For Jaye Ganibi, coowner of Vino Vaqueros, a local trail riding business in Santa Ynez, most of the people she takes out for rides among the valley's rolling foothills have never even ridden a horse.

Vino Vaqueros leads riders of all experience levels through a vineyard and cattle ranch property in the picturesque Santa Ynez Valley.

"I would say that 95 percent of our guests have never rode a horse before or have ridden under 20 times in their life," she said. "So we always try to delegate horses accordingly. We do a horseback riding 101 speech for guests regardless of their experience level; that's very important."

Rides are always exclusive, Ganibi said, so you don't have to ride with anybody you don't know. Parties can be anywhere from two to 12 people, she said, with one or two guides depending on the size of the party, and they do offer gift certificates.

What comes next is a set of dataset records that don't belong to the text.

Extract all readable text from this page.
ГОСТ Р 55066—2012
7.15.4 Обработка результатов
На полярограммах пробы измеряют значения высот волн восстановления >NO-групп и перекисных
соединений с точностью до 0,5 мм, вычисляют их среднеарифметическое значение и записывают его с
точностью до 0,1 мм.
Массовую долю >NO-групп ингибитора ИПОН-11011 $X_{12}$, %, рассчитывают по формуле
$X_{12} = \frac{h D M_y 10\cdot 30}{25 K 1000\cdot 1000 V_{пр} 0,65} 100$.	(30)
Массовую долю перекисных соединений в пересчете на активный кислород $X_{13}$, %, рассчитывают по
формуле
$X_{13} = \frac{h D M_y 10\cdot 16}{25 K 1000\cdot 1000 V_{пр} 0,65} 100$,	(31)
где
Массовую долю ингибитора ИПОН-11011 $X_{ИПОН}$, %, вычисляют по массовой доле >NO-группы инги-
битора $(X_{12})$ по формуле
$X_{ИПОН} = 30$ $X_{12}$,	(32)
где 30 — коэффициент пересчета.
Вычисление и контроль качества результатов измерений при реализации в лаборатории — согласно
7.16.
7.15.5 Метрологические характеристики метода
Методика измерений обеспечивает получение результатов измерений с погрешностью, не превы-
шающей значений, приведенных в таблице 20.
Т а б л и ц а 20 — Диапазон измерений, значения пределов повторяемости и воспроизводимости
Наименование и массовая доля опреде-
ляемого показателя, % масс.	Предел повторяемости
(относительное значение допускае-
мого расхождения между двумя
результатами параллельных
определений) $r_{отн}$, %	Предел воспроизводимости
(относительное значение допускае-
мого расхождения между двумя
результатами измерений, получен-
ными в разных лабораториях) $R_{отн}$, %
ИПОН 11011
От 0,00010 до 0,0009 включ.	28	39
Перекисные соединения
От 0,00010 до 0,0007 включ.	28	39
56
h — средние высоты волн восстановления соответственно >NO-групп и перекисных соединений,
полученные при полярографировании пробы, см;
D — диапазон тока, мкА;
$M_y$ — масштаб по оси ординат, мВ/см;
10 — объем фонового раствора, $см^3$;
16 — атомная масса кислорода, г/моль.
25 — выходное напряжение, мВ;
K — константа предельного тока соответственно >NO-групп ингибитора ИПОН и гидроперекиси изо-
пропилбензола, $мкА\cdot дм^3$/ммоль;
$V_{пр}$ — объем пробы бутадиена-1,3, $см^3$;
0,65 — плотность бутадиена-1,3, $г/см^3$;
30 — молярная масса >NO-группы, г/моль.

Ganibi and/or her husband lead the rides on the property of Estelle Vineyards in Santa Ynez, she said. They lease the 1,000-plus acre property for the rides along the vineyard and cattle ranch, she said, and they have two different path options depending on the experience of the riders.

"I feel like, especially in this side of the Santa Ynez Valley, the east side, you get the views of the Figueroa Mountain range, you get the views of the whole valley, and you get that whole rugged, equestrain Western feel," Ganibi said.

All of the horses that Vino Vaqueros riders are paired with are retired quarter horses, Ganibi explained, so they've got the "easy life" now. The rides are leasurely and relaxed, and horses like Dude, Yellow, Miss Belle, and Pancho enjoy the stroll as much as the guests, she said.

"A trail ride is really a break for the rider and the horse as well," she said. "When you're outside on the ride, it's like a cruise or a vacation."

Because the horses are in charge of the walking, the riders get to soak in the sights, Ganibini said. The valley and property is quite picturesque, which riders revel in as well.

"Oh yeah, as soon as we get out of the barn, we endorse selfie snapping all the way," she said.

Vino Vaqueros leads riders of all experience levels through a vineyard and cattle ranch property in the picturesque Santa Ynez Valley.

The rides last around 70 to 90 minutes, and there's the option to end the experience with a wine tasting, hence the "vino" in Vino Vaqueros.

In true equestrian fashion, the wine tasting happens in the barn where the rides set out from, Ganibini said, and there's ample seating inside and out. They also supply wines that source from the Estelle Vineyards property, she explained.

"You actually ride right by the grenache; we point out where the white comes from," she said. "It's really intimate and very private, which we love."

They also offer a package that includes food, either a deli lunch or a catered farm-to-table meal, but riders can bring a picnic lunch to enjoy as well.

Vino Vaqueros isn't the only business in the valley that offers trail rides. Some resorts and other riding outfits do as well, with food and wine to boot. But Vino Vaqueros keeps it simple, relaxed, and rustic for anyone who wants to enjoy an afternoon on horseback.

"It's an experience I hope that people will never forget," she said. "I've actually got a gift certificate right in front of me that I need to pop in the mail because the gal that is buying this for her daughter and her boyfriend said they've never done anything like this before.

"It's just something totally memorable, different, and unique, and you know, if we can give that to people, it's pretty cool," she added.